[sc34wg3] Return to DM Conformance
Patrick Durusau
sc34wg3@isotopicmaps.org
Thu, 27 Nov 2003 11:19:08 -0500
Lars,
Lars Marius Garshol wrote:
> * Patrick Durusau
> |
> | When I am in a topic maps standard, I think it should be indicated
> | in some manner that another other standard is being relied
> | upon/conformed to/etc. in the one that I am reading.
>
> That I certainly agree with, and that's also required by the ISO
> directives. This is what the "Normative References" element is for.
>
> | Without going further, does that help distinguish the cases we are
> | talking about?
>
> Not really. I'm not sure there is a difference between your first and
> second case. I think XTM, TMCL, and TMQL all relate to TMDM in the
> same way.
>
> Or did you mean that while there may be no practical difference there
> is a formal difference since XTM belongs to 13250, while TMCL and TMQL
> do not? If that's your point I'm with you.
>
Yes.

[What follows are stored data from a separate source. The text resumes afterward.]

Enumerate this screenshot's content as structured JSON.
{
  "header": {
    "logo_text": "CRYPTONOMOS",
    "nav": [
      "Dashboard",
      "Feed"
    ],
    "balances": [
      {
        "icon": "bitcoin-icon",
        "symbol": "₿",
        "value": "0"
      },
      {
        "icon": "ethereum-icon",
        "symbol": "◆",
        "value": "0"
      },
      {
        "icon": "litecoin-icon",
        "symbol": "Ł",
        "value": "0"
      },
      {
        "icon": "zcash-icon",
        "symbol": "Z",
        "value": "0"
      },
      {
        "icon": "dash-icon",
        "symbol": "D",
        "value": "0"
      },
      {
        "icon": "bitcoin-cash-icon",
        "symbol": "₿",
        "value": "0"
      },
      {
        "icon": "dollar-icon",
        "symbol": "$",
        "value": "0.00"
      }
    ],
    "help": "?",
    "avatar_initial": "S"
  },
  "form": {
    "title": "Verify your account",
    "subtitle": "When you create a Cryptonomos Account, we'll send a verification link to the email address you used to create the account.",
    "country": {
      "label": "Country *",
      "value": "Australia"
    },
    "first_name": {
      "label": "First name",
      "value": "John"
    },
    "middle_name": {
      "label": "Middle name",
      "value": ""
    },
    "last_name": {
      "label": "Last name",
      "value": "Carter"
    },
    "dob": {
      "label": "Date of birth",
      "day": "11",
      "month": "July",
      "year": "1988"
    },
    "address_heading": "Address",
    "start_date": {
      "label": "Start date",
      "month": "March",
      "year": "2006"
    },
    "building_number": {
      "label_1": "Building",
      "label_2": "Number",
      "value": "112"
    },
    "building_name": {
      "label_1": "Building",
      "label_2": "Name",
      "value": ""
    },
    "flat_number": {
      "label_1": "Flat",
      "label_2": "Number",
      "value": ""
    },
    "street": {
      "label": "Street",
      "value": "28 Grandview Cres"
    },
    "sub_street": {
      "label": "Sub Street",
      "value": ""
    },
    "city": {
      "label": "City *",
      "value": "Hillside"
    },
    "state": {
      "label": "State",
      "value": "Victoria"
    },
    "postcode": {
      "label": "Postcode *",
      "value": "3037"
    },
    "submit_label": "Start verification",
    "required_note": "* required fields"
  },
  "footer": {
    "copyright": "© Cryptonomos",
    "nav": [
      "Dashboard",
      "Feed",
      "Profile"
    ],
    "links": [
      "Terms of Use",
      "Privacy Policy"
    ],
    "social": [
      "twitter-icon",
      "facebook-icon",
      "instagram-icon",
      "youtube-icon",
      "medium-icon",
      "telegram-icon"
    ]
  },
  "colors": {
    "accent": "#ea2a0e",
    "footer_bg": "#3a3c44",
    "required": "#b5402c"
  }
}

Did not mean to imply a practical difference. Recall that formality
is the soul of standards work. ;-) Even though we "know" there is no
practical difference, that does not excuse us from making the proper
references for the reader of either standard.

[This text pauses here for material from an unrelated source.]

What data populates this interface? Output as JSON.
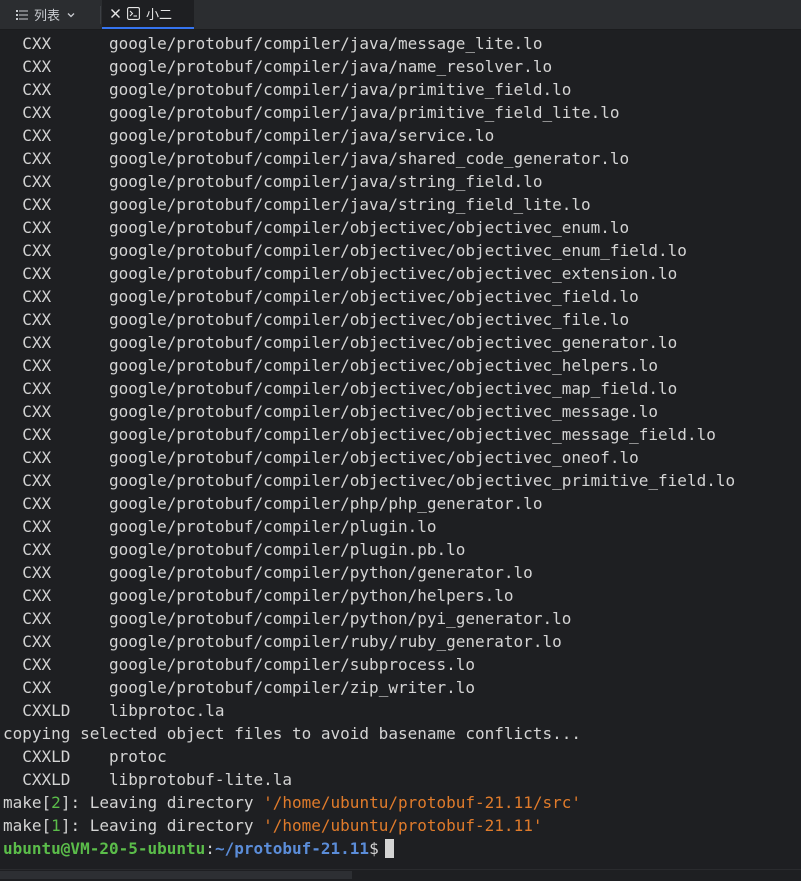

> I think the solution chosen for 8879 with regards to clauses 5 and 6
> is what we want in both cases, regardless of whether they are the same
> or different.
>
Perhaps, need to look for other examples. Would be easier if members had
access to other ISO standards. I will see what I can find and will post
back any language that looks interesting or that others have followed
your suggestion.
I am still concerned about the "interpretation of topic map syntaxes"
lanuage that I mentioned earlier. Understand that CXTM is so bound, no
argument here, but don't think LTM is so bound. (Not that you would not
follow the TMDM, but its relationship to the TMDM is different from that
of CXTM. To some degree a question of formality, but I suspect cases
outside the ISO process are inherently different. They can claim to
follow an ISO specification, but cannot be bound by an ISO
specification, unless they say they are following it. What if a topic
map syntax (outside of ISO) says nothing about the TMDM, is
interpretation of it bound by the TMDM?)
Hope you are having a great day!
Patrick
--
Patrick Durusau
Director of Research and Development
Society of Biblical Literature
Patrick.Durusau@sbl-site.org
Chair, V1 - Text Processing: Office and Publishing Systems Interface
Co-Editor, ISO 13250, Topic Maps -- Reference Model
Topic Maps: Human, not artificial, intelligence at work!